Jeszcze do wypowiedzi poniżej, w sprawie bana czasowego: propozycja, żeby zacząć od 3 miesięcy sprowadza się do tego, żeby zacząć od sześciu. Trzy miesiące na przemyślenie swego postępowania ten pan już ma za sobą, a to, co wyprawia teraz to ewidentna recydywa. ~
Julo (dyskusja) 09:58, 9 listopad 2005 (CET)
Jak najbardziej za; jeśli K. spełni swoje zapowiedzi z listy - plus pkt. 1 z listy Alxa - banowanie + wyslanie z Fundacji Wikimedia (amerykanskiej) listu do ISP Kwietnia. Szwedzki 15:55, 7 lis 2005 (CET)[odpowiedz]
  • Przeciw!! Swoją argumentację podałem kilka dni temu.

Nie bedę podawał alternatywy, bo każdy wie, że to głosowanie jest sfałszowane na 99%.PSiczek, Pietras1988 DYSKUSJA 06:56, 9 lis 2005 (CET)[odpowiedz]

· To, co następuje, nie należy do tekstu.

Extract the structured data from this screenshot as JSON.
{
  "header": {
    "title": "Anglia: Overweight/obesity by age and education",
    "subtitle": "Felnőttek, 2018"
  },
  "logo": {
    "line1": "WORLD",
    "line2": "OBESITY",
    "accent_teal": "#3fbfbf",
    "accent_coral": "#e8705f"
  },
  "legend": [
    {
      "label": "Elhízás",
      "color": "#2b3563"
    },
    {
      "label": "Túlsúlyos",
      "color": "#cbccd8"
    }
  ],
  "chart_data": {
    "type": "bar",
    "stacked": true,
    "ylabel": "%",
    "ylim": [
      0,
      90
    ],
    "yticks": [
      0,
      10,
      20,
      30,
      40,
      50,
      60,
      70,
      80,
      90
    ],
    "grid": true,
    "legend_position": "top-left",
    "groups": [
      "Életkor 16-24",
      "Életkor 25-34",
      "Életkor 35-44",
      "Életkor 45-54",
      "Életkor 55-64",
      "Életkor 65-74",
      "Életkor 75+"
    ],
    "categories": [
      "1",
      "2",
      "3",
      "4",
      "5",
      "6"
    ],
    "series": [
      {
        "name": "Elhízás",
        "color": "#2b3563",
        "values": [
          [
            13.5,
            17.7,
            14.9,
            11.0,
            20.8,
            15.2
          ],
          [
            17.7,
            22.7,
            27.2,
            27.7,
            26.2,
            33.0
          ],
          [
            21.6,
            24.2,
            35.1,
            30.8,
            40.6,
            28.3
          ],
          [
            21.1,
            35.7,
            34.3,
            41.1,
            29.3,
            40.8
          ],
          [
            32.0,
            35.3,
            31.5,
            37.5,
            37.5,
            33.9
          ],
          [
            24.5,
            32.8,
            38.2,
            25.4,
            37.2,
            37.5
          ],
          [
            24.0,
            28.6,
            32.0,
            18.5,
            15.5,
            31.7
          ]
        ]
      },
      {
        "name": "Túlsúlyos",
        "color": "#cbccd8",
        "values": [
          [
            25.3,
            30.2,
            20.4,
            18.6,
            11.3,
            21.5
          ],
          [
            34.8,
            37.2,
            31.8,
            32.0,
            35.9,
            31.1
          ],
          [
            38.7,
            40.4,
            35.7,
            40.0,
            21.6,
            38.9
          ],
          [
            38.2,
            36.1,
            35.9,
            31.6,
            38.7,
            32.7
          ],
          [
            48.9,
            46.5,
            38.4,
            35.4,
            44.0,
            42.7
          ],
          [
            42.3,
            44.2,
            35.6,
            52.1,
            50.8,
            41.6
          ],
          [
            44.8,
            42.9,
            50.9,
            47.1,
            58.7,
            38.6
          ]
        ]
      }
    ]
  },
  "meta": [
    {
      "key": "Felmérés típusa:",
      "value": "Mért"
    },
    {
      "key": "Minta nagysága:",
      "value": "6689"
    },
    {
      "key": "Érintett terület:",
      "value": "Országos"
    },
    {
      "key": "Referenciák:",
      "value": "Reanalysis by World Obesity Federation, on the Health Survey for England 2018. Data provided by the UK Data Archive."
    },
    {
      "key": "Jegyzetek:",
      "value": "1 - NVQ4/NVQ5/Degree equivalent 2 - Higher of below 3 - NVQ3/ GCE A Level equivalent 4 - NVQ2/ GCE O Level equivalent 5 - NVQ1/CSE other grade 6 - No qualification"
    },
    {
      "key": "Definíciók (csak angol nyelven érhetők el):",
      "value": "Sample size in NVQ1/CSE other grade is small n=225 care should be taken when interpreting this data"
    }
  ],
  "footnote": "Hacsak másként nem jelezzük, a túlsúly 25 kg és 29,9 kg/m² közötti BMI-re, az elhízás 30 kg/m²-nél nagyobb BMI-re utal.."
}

Panu pietrasowi należy się dwie godziny bana za powyższą wypowiedź naruszającą zasady RFC: zarzut fałszowania czegokolwiek jest bowiem zarzutem postwionym wszystkim tu piszącym. Wypowiedź zaś należy usunąć. Pozostawiam to do oceny sysopom. Julo (dyskusja) 10:00, 9 lis 2005 (CET)[odpowiedz]
Dodam, że mam świadomość, że Pietras, który pewnie jest teraz w szkole, nawet tych dwóch godzin pewnie nie zauważy, ale chodzi o zasady. Julo (dyskusja) 10:13, 9 lis 2005 (CET)[odpowiedz]
Niestety takie wypowiedzi nigdy nie banowanego Julo dobitnie świadczą jak bardzo fałszywe jest to RFC i jak ono nie ma nic wspólnego z RFC. Mała próbka chamstwa Julo: Wikipedysta:Kwiecień/Julo. Kwiecień 17:34, 9 listopad 2005 (CET)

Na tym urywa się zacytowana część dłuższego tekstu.